3.トランプは「私自身は独裁者好きだ」と発言
 ボルトン氏は、中国の指導者だけが、トランプ氏が迎合した独裁者ではない、と非難している。
 トランプ氏は彼が好む独裁者たちに「事実上の好意的措置を与えるため」犯罪捜査に介入したがっていると、ボルトン氏は書いている。
 本書によると、トランプ氏は2018年、トルコのエルドアン大統領に対し、トルコ企業のイラン制裁容疑に対する米当局の捜査に関して、助力を申し出た。
 米大統領は「注意深く捜査を進める」ことに同意し、捜査担当の検事たちは「オバマ時代の者たちだ」と言ったという。

4.民主党は弾劾努力をもっと進めるべきだった
 本書でボルトン氏は、民主党の大統領選候補者バイデン氏への捜査を開始するよう、ウクライナ政府に圧力をかけるために、トランプ氏はウクライナ政府への軍事援助の停止を望んでいたという民主党の主張を支持している。この民主党の主張により、トランプ氏に対する弾劾の動きが始まった。
 しかしボルトン氏は、本書の中で民主党を非難し、「彼らはウクライナだけに集中し、弾劾に失敗した」と述べている。ボルトン氏は、もし彼らが調査をもっと広げていたら、トランプ大統領を辞めさせるために必要となる「重大な犯罪と軽犯罪」を彼が犯していたと、より多くの米国民に信じさせることになっただろう、と述べている。
 ボルトン氏は、彼が述べる新たな主張が、弾劾に結び付くかどうかについては述べていない。
 彼は、昨年遅くに行われた、下院でのトランプ弾劾への手続きでの証言を避け、上院では、共和党議員たちによって証言が阻止された。

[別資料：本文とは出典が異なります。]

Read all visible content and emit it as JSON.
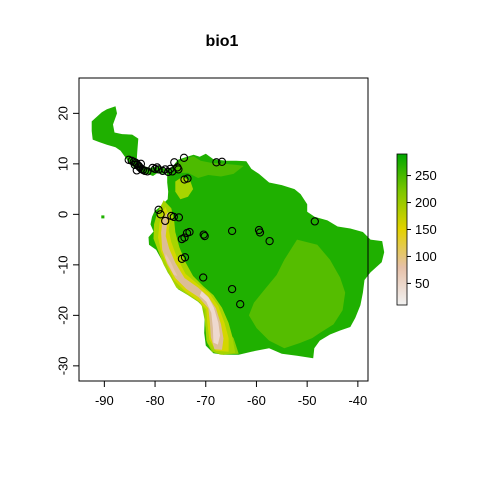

5.トランプは二期以上、大統領を続けるのを望んでいることを示唆した
 トランプ大統領の習近平との会話について続ける。ボルトンは、トランプ氏が中国の指導者に、米国人はトランプ氏が2期以上大統領を務めるために、憲法を改正することを熱望している、と述べている。
 「習はトランプに、6年以上やってほしいと思っていると応じて、会談は最高潮に達した。トランプは、国民は彼のために、2期までと定めている大統領の任期条項を廃止すべきだと言っている、と応じた」とボルトンは、ウオールストリート・ジャーナルが掲載した本書抜粋で書いている。
 「習は、選挙が多すぎる。と述べた。彼はトランプの交代を望んでいないからだ」
 ―以下、長くなるので、BBC電子版の一部を省略。

6.トランプは英国が核保有国であることを知らなかった
7.・・・もしフィンランドがロシアの一部だったら・・
8.彼はNATO脱退実行にとても近い
 トランプ大統領はしつこくNATO批判をしており、他の加盟国の分担金増額を要求している。
 米国はNATOメンバーに留まってはいるが、2018年のNATO首脳会議に際しては、トランプはNATO脱退を決意していた。
 ボルトン氏によると、大統領は「われわれは脱退する。支払わない国は守らない」と言った。

9.ベネズエラ侵攻は“クール”に
 トランプ政権の外交にとって、頭の痛い重要テーマの一つは、ベネズエラのマドーロ大統領の、ゆるぎない反米姿勢だ。
 この問題について、トランプ大統領は、ベネズエラ侵攻は「クール」だろうし、この南米の国は「実際は米国の一部なのだ」と述べていた。(この項後略)

10.同盟国でさえ彼を嘲笑している
 ボルトン氏のこの著書には、ホワイトハウス内の公職者たちがトランプ大統領を嘲笑している数例が記されている。
 彼はホワイトハウス内の機能不全について書き、会合が政策作成の努力とみなすより、“食べ物の奪い合い”に似ている、と記述している。
 彼がホワイトハウスに到着した時、首席補佐官のジョン・ケリーは「ここは、働こうとする人には悪いところです。あなたも分かるでしょう」といった。
 大統領に忠実だとみられているポンぺイオ国務長官でさえ、大統領のことを“Full of shit”(くそったれ)と呼んでいるメモを書いたといわれている。(了)

(注)トランプ米大統領はじめ人物の敬称、肩書については、BBCの原文になるべく従った。日本のメディアは、見出しでも文中でも、おそらくすべて「大統領」とか「氏」とかを付けているが、世界のメディアは違う。文中では単に「トランプ」で、肩書、敬称を付けないこともある。